SCOTUS Rejects Appeal to Restrict Transgender Student Access to Locker Rooms and Bathrooms

The United States Supreme Court will not take up a case based on a parents’ lawsuit against a school district for allowing students to use locker rooms and bathrooms based on the perceived gender rather than their biological sex.

The legal case began in the Salem, Oregon area against a school district’s policy of allowing access to spaces based on “gender identity.”

The Associated Press (AP), which defines biological sex as “sex assigned at birth,” reported on the court’s decision:

The federal appeals court in San Francisco had upheld a Dallas, Oregon, school district policy that allows transgender students to use bathrooms and locker rooms that align with their gender identity.

Parents sued over the policy in 2017, saying it caused embarrassment and stress. A lower court refused to block the policy and the 9th U.S. Circuit Court of Appeals affirmed that ruling, writing that the school district did not violate students’ constitutional rights or a law that protects people from discrimination based on sex in education programs.

Similar lawsuits have been dismissed by courts in other parts of the country.

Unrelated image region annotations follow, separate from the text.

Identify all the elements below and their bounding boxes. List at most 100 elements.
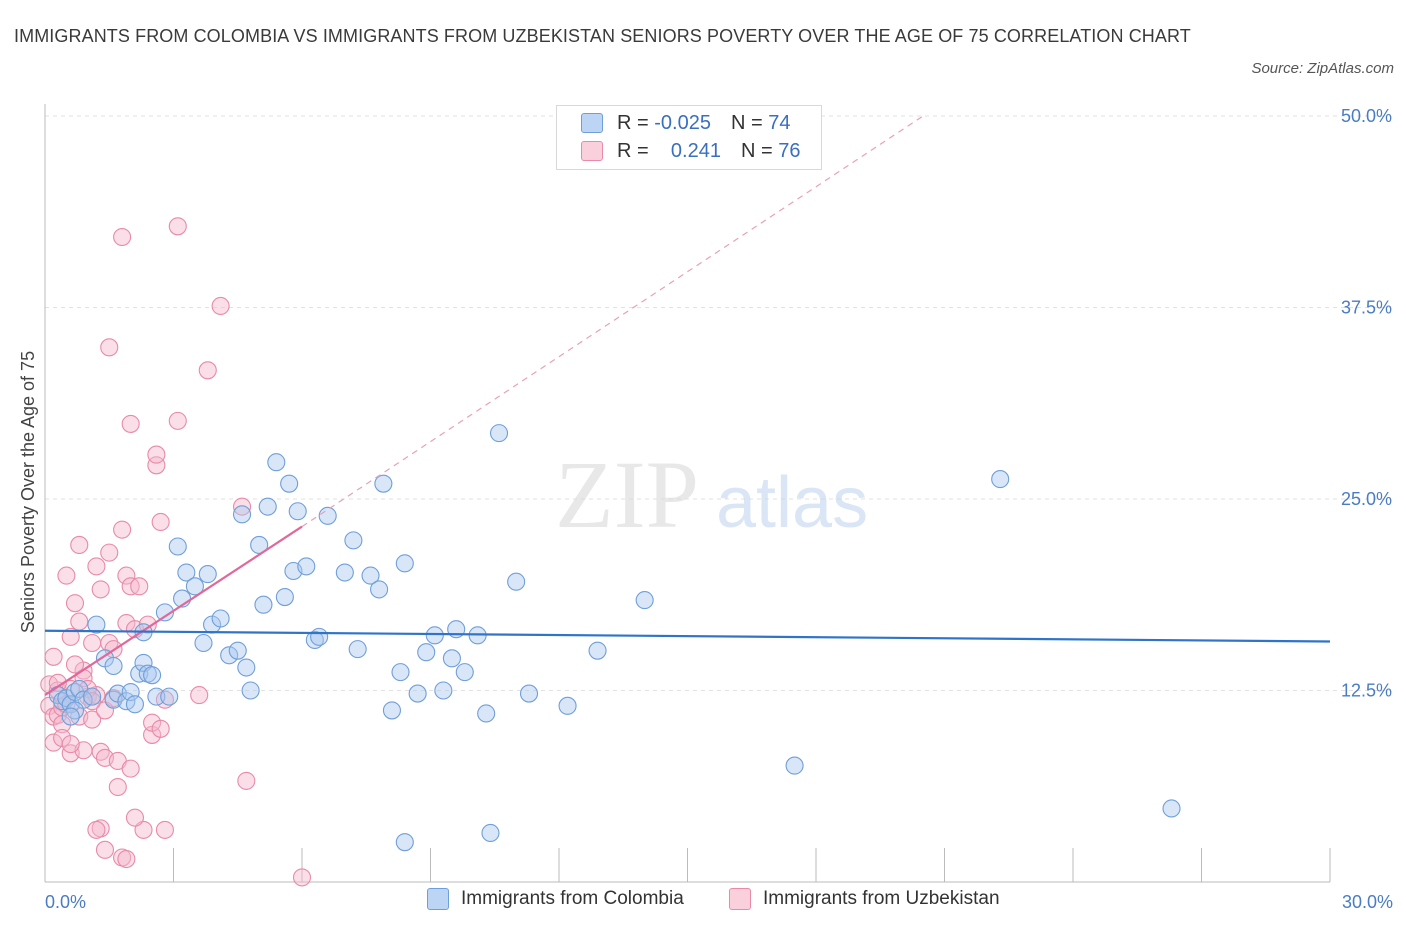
point-colombia	[125, 695, 144, 714]
legend-swatch-uzbekistan	[729, 888, 751, 910]
point-uzbekistan	[113, 520, 132, 539]
point-colombia	[395, 554, 414, 573]
legend-label-colombia: Immigrants from Colombia	[461, 888, 684, 909]
point-colombia	[370, 580, 389, 599]
point-colombia	[232, 505, 252, 524]
point-uzbekistan	[134, 820, 153, 839]
trend-lines	[44, 115, 1331, 697]
point-colombia	[425, 626, 444, 645]
point-colombia	[237, 658, 256, 677]
point-colombia	[1162, 799, 1181, 818]
point-colombia	[61, 707, 80, 726]
point-colombia	[391, 663, 410, 682]
point-colombia	[228, 641, 247, 660]
point-colombia	[83, 687, 102, 706]
legend-item-uzbekistan[interactable]: Immigrants from Uzbekistan	[729, 888, 1000, 910]
trend-line-uzbekistan	[44, 525, 303, 697]
y-axis-label: Seniors Poverty Over the Age of 75	[18, 351, 38, 633]
point-uzbekistan	[48, 673, 67, 692]
point-colombia	[417, 643, 436, 662]
legend-r-value-uzbekistan: 0.241	[670, 139, 721, 162]
point-colombia	[588, 641, 607, 660]
tick-labels: 12.5% 25.0% 37.5% 50.0% 0.0% 30.0%	[45, 106, 1393, 912]
point-colombia	[297, 557, 316, 576]
legend-row-uzbekistan: R = 0.241 N = 76	[581, 138, 800, 164]
point-uzbekistan	[232, 497, 252, 516]
point-colombia	[785, 756, 804, 775]
point-uzbekistan	[151, 719, 170, 738]
point-colombia	[160, 687, 179, 706]
point-colombia	[211, 609, 230, 628]
point-uzbekistan	[147, 445, 166, 464]
point-uzbekistan	[168, 411, 187, 430]
point-colombia	[177, 563, 196, 582]
point-uzbekistan	[83, 633, 102, 653]
point-uzbekistan	[117, 566, 136, 585]
point-colombia	[442, 649, 461, 668]
point-uzbekistan	[147, 456, 166, 475]
trend-line-colombia	[44, 629, 1331, 643]
point-uzbekistan	[70, 612, 89, 631]
point-uzbekistan	[61, 627, 80, 646]
point-colombia	[991, 470, 1010, 489]
series-colombia-points	[48, 424, 1181, 852]
x-tick-label: 0.0%	[45, 892, 86, 912]
point-colombia	[558, 696, 577, 715]
legend-swatch-colombia	[427, 888, 449, 910]
point-colombia	[87, 615, 106, 634]
point-colombia	[168, 537, 187, 556]
point-colombia	[395, 833, 414, 852]
legend-label-uzbekistan: Immigrants from Uzbekistan	[763, 888, 1000, 909]
point-colombia	[434, 681, 453, 700]
point-colombia	[344, 531, 363, 550]
point-uzbekistan	[198, 361, 217, 380]
point-colombia	[288, 502, 307, 521]
point-uzbekistan	[237, 771, 256, 790]
point-colombia	[489, 424, 509, 443]
point-uzbekistan	[57, 566, 76, 585]
correlation-legend: R = -0.025 N = 74 R = 0.241 N = 76	[556, 105, 822, 170]
point-colombia	[310, 627, 329, 646]
watermark: ZIP atlas	[555, 441, 868, 548]
legend-n-label: N =	[730, 111, 763, 134]
point-uzbekistan	[292, 868, 312, 887]
point-uzbekistan	[95, 840, 115, 859]
point-uzbekistan	[190, 686, 209, 705]
legend-r-value-colombia: -0.025	[654, 111, 711, 134]
point-uzbekistan	[121, 759, 140, 778]
legend-swatch-colombia	[581, 113, 603, 133]
y-tick-label: 12.5%	[1341, 681, 1392, 701]
point-uzbekistan	[130, 577, 149, 596]
point-colombia	[104, 656, 123, 676]
point-uzbekistan	[100, 338, 119, 357]
point-uzbekistan	[151, 512, 170, 532]
point-uzbekistan	[117, 849, 136, 869]
legend-item-colombia[interactable]: Immigrants from Colombia	[427, 888, 684, 910]
legend-n-value-colombia: 74	[768, 111, 791, 134]
point-colombia	[241, 681, 260, 700]
legend-n-value-uzbekistan: 76	[778, 139, 801, 162]
point-colombia	[220, 646, 239, 665]
point-uzbekistan	[100, 543, 119, 562]
point-uzbekistan	[44, 647, 63, 666]
point-uzbekistan	[113, 227, 132, 247]
point-colombia	[198, 565, 217, 584]
point-colombia	[348, 640, 367, 659]
legend-row-colombia: R = -0.025 N = 74	[581, 110, 790, 136]
y-tick-label: 25.0%	[1341, 489, 1392, 509]
point-uzbekistan	[121, 414, 140, 433]
point-uzbekistan	[91, 580, 110, 599]
watermark-atlas: atlas	[716, 463, 868, 543]
point-uzbekistan	[65, 594, 85, 613]
point-uzbekistan	[87, 820, 106, 839]
point-colombia	[185, 577, 204, 596]
x-tick-label: 30.0%	[1342, 892, 1393, 912]
series-uzbekistan-points	[40, 217, 312, 887]
point-colombia	[258, 497, 277, 516]
series-legend: Immigrants from Colombia Immigrants from…	[0, 888, 1406, 918]
point-colombia	[382, 701, 402, 720]
point-colombia	[194, 633, 213, 653]
point-uzbekistan	[168, 217, 187, 236]
trend-line-uzbekistan-extrapolated	[301, 115, 924, 528]
point-colombia	[134, 653, 153, 672]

The ACLU assailed the lawsuit as targeting transgender youth “for simply existing and seeking an education.”

“The case targets transgender youth for simply existing and seeking an education,” said Mat dos Santos, legal director for ACLU Oregon, in 2017, according to the AP. “This lawsuit is senseless and cruel but it is not a meaningful threat to the right of transgender students in Oregon.”

Lawyers representing the parents in the suit had quite a different perspective. Herb Grey, the attorney representing the parents bringing the suit, said that the district’s policy did not protect the rights of students who identifying as transgender. For example, Grey said, males would be embarrassed if they had to undress in front of a student who was a biological female.

“The key to this whole thing is not just the privacy and the rights of just one student. It’s the rights of all the students and their parents and you can’t interpret federal law and state law and impose it on everyone else and say you’re accommodating everyone — because you’re not accommodating everyone,” said Grey.